Пусть перед работой отбесится. Не ровен час, станет под вьюком играть: хлопот с ним не оберешься... Только и забот будет — сено за ним по лесу собирать да обратно на конскую спину взваливать. Так они и до ночи с обещанной помощью не управятся, а, значит, и на их лугу работа будет стоять дольше, чем они могут себе позволить. Если же погода переменится... Не за тем они с Верленой часами с окотом мучились, да ягнят выхаживали, чтобы осенью почти пол стада под нож пустить. Да и корове зимой сена нужно — целая прорва. Если падет — следующий год придется жить, если и не впроголодь, то уж никак не в достатке. Тем более, что, чем быстрее удастся с нынешним покосом управиться, тем быстрее будет возможность снова с чем-либо тренироваться. А то эти луга-огороды скоро окончательно поперек горла встанут.
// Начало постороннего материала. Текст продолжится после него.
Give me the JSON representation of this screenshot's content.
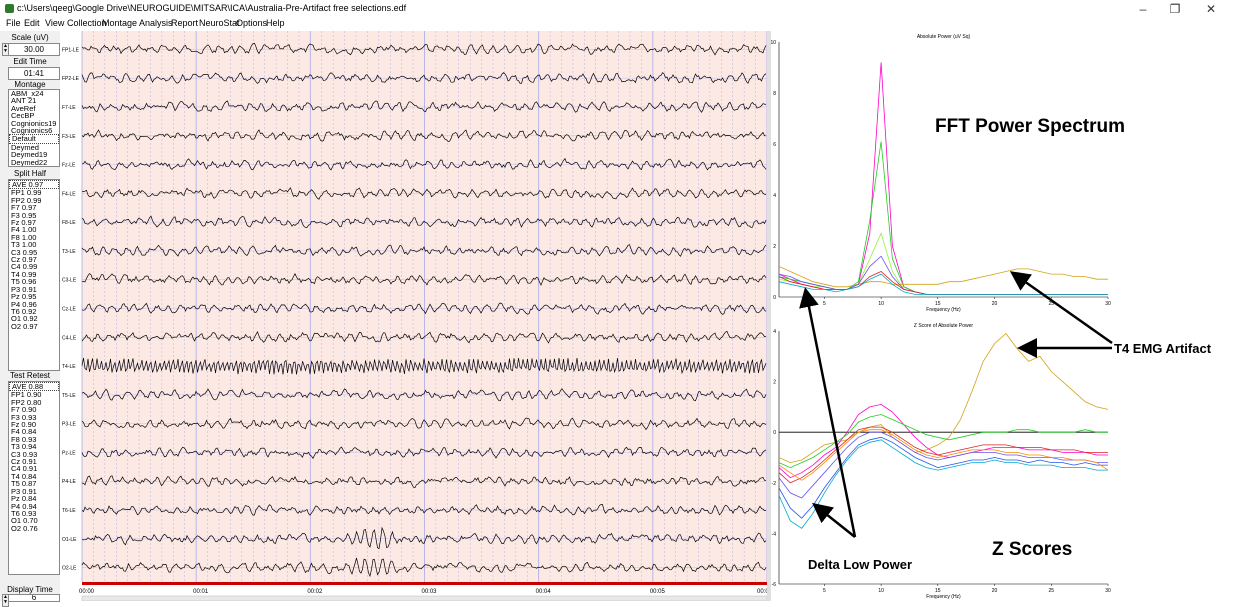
{
  "window": {
    "title": "c:\\Users\\qeeg\\Google Drive\\NEUROGUIDE\\MITSAR\\ICA\\Australia-Pre-Artifact free selections.edf",
    "minimize": "–",
    "maximize": "❐",
    "close": "✕"
  },
  "menu": [
    "File",
    "Edit",
    "View",
    "Collection",
    "Montage",
    "Analysis",
    "Report",
    "NeuroStat",
    "Options",
    "Help"
  ],
  "left_panel": {
    "scale_label": "Scale (uV)",
    "scale_value": "30.00",
    "edit_time_label": "Edit Time",
    "edit_time_value": "01:41",
    "montage_label": "Montage",
    "montage_items": [
      "ABM_x24",
      "ANT 21",
      "AveRef",
      "CecBP",
      "Cognionics19",
      "Cognionics6",
      "Default",
      "Deymed",
      "Deymed19",
      "Deymed22"
    ],
    "montage_selected": "Default",
    "split_half_label": "Split Half",
    "split_half_items": [
      "AVE 0.97",
      "FP1 0.99",
      "FP2 0.99",
      "F7 0.97",
      "F3 0.95",
      "Fz 0.97",
      "F4 1.00",
      "F8 1.00",
      "T3 1.00",
      "C3 0.95",
      "Cz 0.97",
      "C4 0.99",
      "T4 0.99",
      "T5 0.96",
      "P3 0.91",
      "Pz 0.95",
      "P4 0.96",
      "T6 0.92",
      "O1 0.92",
      "O2 0.97"
    ],
    "test_retest_label": "Test Retest",
    "test_retest_items": [
      "AVE 0.88",
      "FP1 0.90",
      "FP2 0.80",
      "F7 0.90",
      "F3 0.93",
      "Fz 0.90",
      "F4 0.84",
      "F8 0.93",
      "T3 0.94",
      "C3 0.93",
      "Cz 0.91",
      "C4 0.91",
      "T4 0.84",
      "T5 0.87",
      "P3 0.91",
      "Pz 0.84",
      "P4 0.94",
      "T6 0.93",
      "O1 0.70",
      "O2 0.76"
    ],
    "display_time_label": "Display Time",
    "display_time_value": "6"
  },
  "eeg": {
    "channels": [
      "FP1-LE",
      "FP2-LE",
      "F7-LE",
      "F3-LE",
      "Fz-LE",
      "F4-LE",
      "F8-LE",
      "T3-LE",
      "C3-LE",
      "Cz-LE",
      "C4-LE",
      "T4-LE",
      "T5-LE",
      "P3-LE",
      "Pz-LE",
      "P4-LE",
      "T6-LE",
      "O1-LE",
      "O2-LE"
    ],
    "time_labels": [
      "00:00",
      "00:01",
      "00:02",
      "00:03",
      "00:04",
      "00:05",
      "00:0"
    ],
    "background_color": "#fde9e4",
    "grid_color": "#9da3ec",
    "timeline_color": "#cc0000"
  },
  "fft_chart": {
    "title": "Absolute Power (uV Sq)",
    "xlabel": "Frequency (Hz)",
    "y_ticks": [
      "10",
      "8",
      "6",
      "4",
      "2",
      "0"
    ],
    "x_ticks": [
      "5",
      "10",
      "15",
      "20",
      "25",
      "30"
    ]
  },
  "z_chart": {
    "title": "Z Score of Absolute Power",
    "xlabel": "Frequency (Hz)",
    "y_ticks": [
      "4",
      "2",
      "0",
      "-2",
      "-4",
      "-6"
    ],
    "x_ticks": [
      "5",
      "10",
      "15",
      "20",
      "25",
      "30"
    ]
  },
  "chart_data": [
    {
      "type": "line",
      "title": "Absolute Power (uV Sq)",
      "xlabel": "Frequency (Hz)",
      "ylabel": "",
      "xlim": [
        1,
        30
      ],
      "ylim": [
        0,
        10
      ],
      "x": [
        1,
        2,
        3,
        4,
        5,
        6,
        7,
        8,
        9,
        10,
        11,
        12,
        13,
        14,
        15,
        16,
        17,
        18,
        19,
        20,
        21,
        22,
        23,
        24,
        25,
        26,
        27,
        28,
        29,
        30
      ],
      "series": [
        {
          "color": "#ff00cc",
          "values": [
            0.9,
            0.7,
            0.5,
            0.4,
            0.3,
            0.3,
            0.3,
            0.5,
            2.5,
            9.2,
            2.0,
            0.4,
            0.2,
            0.1,
            0.1,
            0.1,
            0.1,
            0.1,
            0.1,
            0.1,
            0.1,
            0.1,
            0.1,
            0.1,
            0.1,
            0.1,
            0.1,
            0.1,
            0.1,
            0.1
          ]
        },
        {
          "color": "#22cc22",
          "values": [
            0.8,
            0.7,
            0.6,
            0.5,
            0.4,
            0.3,
            0.3,
            0.6,
            3.0,
            6.1,
            1.5,
            0.4,
            0.2,
            0.1,
            0.1,
            0.1,
            0.1,
            0.1,
            0.1,
            0.1,
            0.1,
            0.1,
            0.1,
            0.1,
            0.1,
            0.1,
            0.1,
            0.1,
            0.1,
            0.1
          ]
        },
        {
          "color": "#99ee44",
          "values": [
            0.7,
            0.6,
            0.5,
            0.4,
            0.4,
            0.3,
            0.3,
            0.5,
            1.5,
            2.5,
            1.0,
            0.3,
            0.2,
            0.1,
            0.1,
            0.1,
            0.1,
            0.1,
            0.1,
            0.1,
            0.1,
            0.1,
            0.1,
            0.1,
            0.1,
            0.1,
            0.1,
            0.1,
            0.1,
            0.1
          ]
        },
        {
          "color": "#d4a017",
          "values": [
            1.2,
            1.0,
            0.8,
            0.6,
            0.5,
            0.4,
            0.4,
            0.5,
            0.6,
            0.6,
            0.5,
            0.5,
            0.5,
            0.5,
            0.5,
            0.6,
            0.6,
            0.7,
            0.8,
            0.9,
            1.0,
            1.1,
            1.1,
            1.0,
            0.9,
            0.9,
            0.8,
            0.8,
            0.7,
            0.7
          ]
        },
        {
          "color": "#6655ee",
          "values": [
            0.9,
            0.8,
            0.6,
            0.5,
            0.4,
            0.3,
            0.3,
            0.5,
            1.2,
            1.6,
            0.8,
            0.3,
            0.2,
            0.1,
            0.1,
            0.1,
            0.1,
            0.1,
            0.1,
            0.1,
            0.1,
            0.1,
            0.1,
            0.1,
            0.1,
            0.1,
            0.1,
            0.1,
            0.1,
            0.1
          ]
        },
        {
          "color": "#dd2222",
          "values": [
            0.8,
            0.6,
            0.5,
            0.4,
            0.3,
            0.3,
            0.3,
            0.4,
            0.8,
            1.0,
            0.6,
            0.3,
            0.2,
            0.1,
            0.1,
            0.1,
            0.1,
            0.1,
            0.1,
            0.1,
            0.1,
            0.1,
            0.1,
            0.1,
            0.1,
            0.1,
            0.1,
            0.1,
            0.1,
            0.1
          ]
        },
        {
          "color": "#00aacc",
          "values": [
            0.6,
            0.5,
            0.4,
            0.3,
            0.3,
            0.2,
            0.3,
            0.4,
            0.7,
            0.9,
            0.5,
            0.2,
            0.1,
            0.1,
            0.1,
            0.1,
            0.1,
            0.1,
            0.1,
            0.1,
            0.1,
            0.1,
            0.1,
            0.1,
            0.1,
            0.1,
            0.1,
            0.1,
            0.1,
            0.1
          ]
        }
      ]
    },
    {
      "type": "line",
      "title": "Z Score of Absolute Power",
      "xlabel": "Frequency (Hz)",
      "ylabel": "",
      "xlim": [
        1,
        30
      ],
      "ylim": [
        -6,
        4
      ],
      "x": [
        1,
        2,
        3,
        4,
        5,
        6,
        7,
        8,
        9,
        10,
        11,
        12,
        13,
        14,
        15,
        16,
        17,
        18,
        19,
        20,
        21,
        22,
        23,
        24,
        25,
        26,
        27,
        28,
        29,
        30
      ],
      "series": [
        {
          "color": "#d4a017",
          "values": [
            -1.0,
            -1.2,
            -1.1,
            -0.8,
            -0.5,
            -0.4,
            -0.3,
            0.0,
            0.2,
            0.3,
            -0.2,
            -0.5,
            -0.8,
            -0.7,
            -0.5,
            -0.2,
            0.5,
            1.6,
            2.8,
            3.5,
            3.9,
            3.3,
            2.8,
            3.0,
            2.4,
            2.0,
            1.6,
            1.2,
            1.0,
            0.9
          ]
        },
        {
          "color": "#ff00cc",
          "values": [
            -1.4,
            -1.8,
            -1.6,
            -1.3,
            -0.9,
            -0.6,
            0.0,
            0.7,
            1.0,
            1.1,
            0.8,
            0.3,
            -0.2,
            -0.6,
            -0.9,
            -1.0,
            -0.9,
            -0.8,
            -0.7,
            -0.6,
            -0.6,
            -0.6,
            -0.7,
            -0.7,
            -0.7,
            -0.8,
            -0.8,
            -0.8,
            -0.9,
            -0.9
          ]
        },
        {
          "color": "#22cc22",
          "values": [
            -1.2,
            -1.4,
            -1.2,
            -1.0,
            -0.7,
            -0.4,
            -0.1,
            0.4,
            0.6,
            0.7,
            0.5,
            0.3,
            0.1,
            -0.1,
            -0.2,
            -0.3,
            -0.2,
            -0.1,
            0.0,
            0.0,
            0.0,
            0.1,
            0.1,
            0.0,
            0.0,
            0.0,
            0.0,
            0.1,
            0.0,
            0.0
          ]
        },
        {
          "color": "#2255ee",
          "values": [
            -2.2,
            -3.0,
            -3.4,
            -2.9,
            -2.2,
            -1.6,
            -1.0,
            -0.5,
            -0.3,
            -0.2,
            -0.4,
            -0.7,
            -1.0,
            -1.2,
            -1.4,
            -1.3,
            -1.2,
            -1.1,
            -1.1,
            -1.0,
            -1.1,
            -1.1,
            -1.2,
            -1.1,
            -1.2,
            -1.2,
            -1.3,
            -1.2,
            -1.3,
            -1.3
          ]
        },
        {
          "color": "#00aacc",
          "values": [
            -2.5,
            -3.5,
            -3.8,
            -3.2,
            -2.4,
            -1.7,
            -1.1,
            -0.6,
            -0.4,
            -0.3,
            -0.6,
            -0.9,
            -1.2,
            -1.4,
            -1.5,
            -1.4,
            -1.3,
            -1.2,
            -1.2,
            -1.1,
            -1.2,
            -1.2,
            -1.3,
            -1.3,
            -1.3,
            -1.4,
            -1.4,
            -1.4,
            -1.5,
            -1.5
          ]
        },
        {
          "color": "#dd2222",
          "values": [
            -1.6,
            -2.0,
            -1.8,
            -1.5,
            -1.1,
            -0.7,
            -0.3,
            0.1,
            0.2,
            0.2,
            0.0,
            -0.3,
            -0.6,
            -0.8,
            -0.9,
            -0.8,
            -0.7,
            -0.6,
            -0.5,
            -0.5,
            -0.5,
            -0.6,
            -0.6,
            -0.6,
            -0.7,
            -0.7,
            -0.7,
            -0.8,
            -0.8,
            -0.8
          ]
        },
        {
          "color": "#6655ee",
          "values": [
            -1.8,
            -2.4,
            -2.6,
            -2.1,
            -1.6,
            -1.1,
            -0.6,
            -0.2,
            0.0,
            0.0,
            -0.2,
            -0.5,
            -0.8,
            -1.0,
            -1.1,
            -1.0,
            -0.9,
            -0.8,
            -0.8,
            -0.8,
            -0.9,
            -0.9,
            -1.0,
            -1.0,
            -1.0,
            -1.1,
            -1.1,
            -1.1,
            -1.2,
            -1.2
          ]
        },
        {
          "color": "#ff8800",
          "values": [
            -1.3,
            -1.6,
            -1.9,
            -1.6,
            -1.2,
            -0.8,
            -0.4,
            0.0,
            0.1,
            0.1,
            -0.1,
            -0.4,
            -0.7,
            -0.9,
            -1.0,
            -0.9,
            -0.8,
            -0.7,
            -0.7,
            -0.7,
            -0.8,
            -0.8,
            -0.9,
            -0.9,
            -1.0,
            -1.0,
            -1.1,
            -1.1,
            -1.2,
            -1.5
          ]
        }
      ]
    }
  ],
  "annotations": {
    "fft_power_spectrum": "FFT Power Spectrum",
    "t4_emg_artifact": "T4 EMG Artifact",
    "delta_low_power": "Delta Low Power",
    "z_scores": "Z Scores"
  }
}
...Зеленые ветки то и дело задевали одежду и лицо, пару раз попались на пути тонкие бревна упавших стволов, едва примятая за время сенокоса трава комьями летела из-под копыт. Не скачка, конечно, так — баловство одно, и все же... Ветер немного остудил его лицо, дурь кое-какую из головы повыдул и дал возможность по-настоящему осмотреться. И вот уже чем-то вроде сказки оказалось возможным признать жизнь Нового короля, и сын Верлены... Не похоже, чтобы сплетни деревенских почву под собой имели. Не такова его приемная мать, чтобы младенца со свету сжить. Хотя правда (такая, какую он таковой полагает, зная то, что знает на денный момент) как раз на вымысел куда больше походит. Но тогда и его собственную встречу с Лисенком тоже придется за вымысел признавать. И Драко... Даром, что он, говорят, исчез после своей кончины...
Да, тут есть над чем в подходящий момент голову поломать. И дракон менее, чем четверть века назад тут живал, и про гоблинов Лисенок тоже кое-что говорила. И сама фейери... Не привиделась же она ему!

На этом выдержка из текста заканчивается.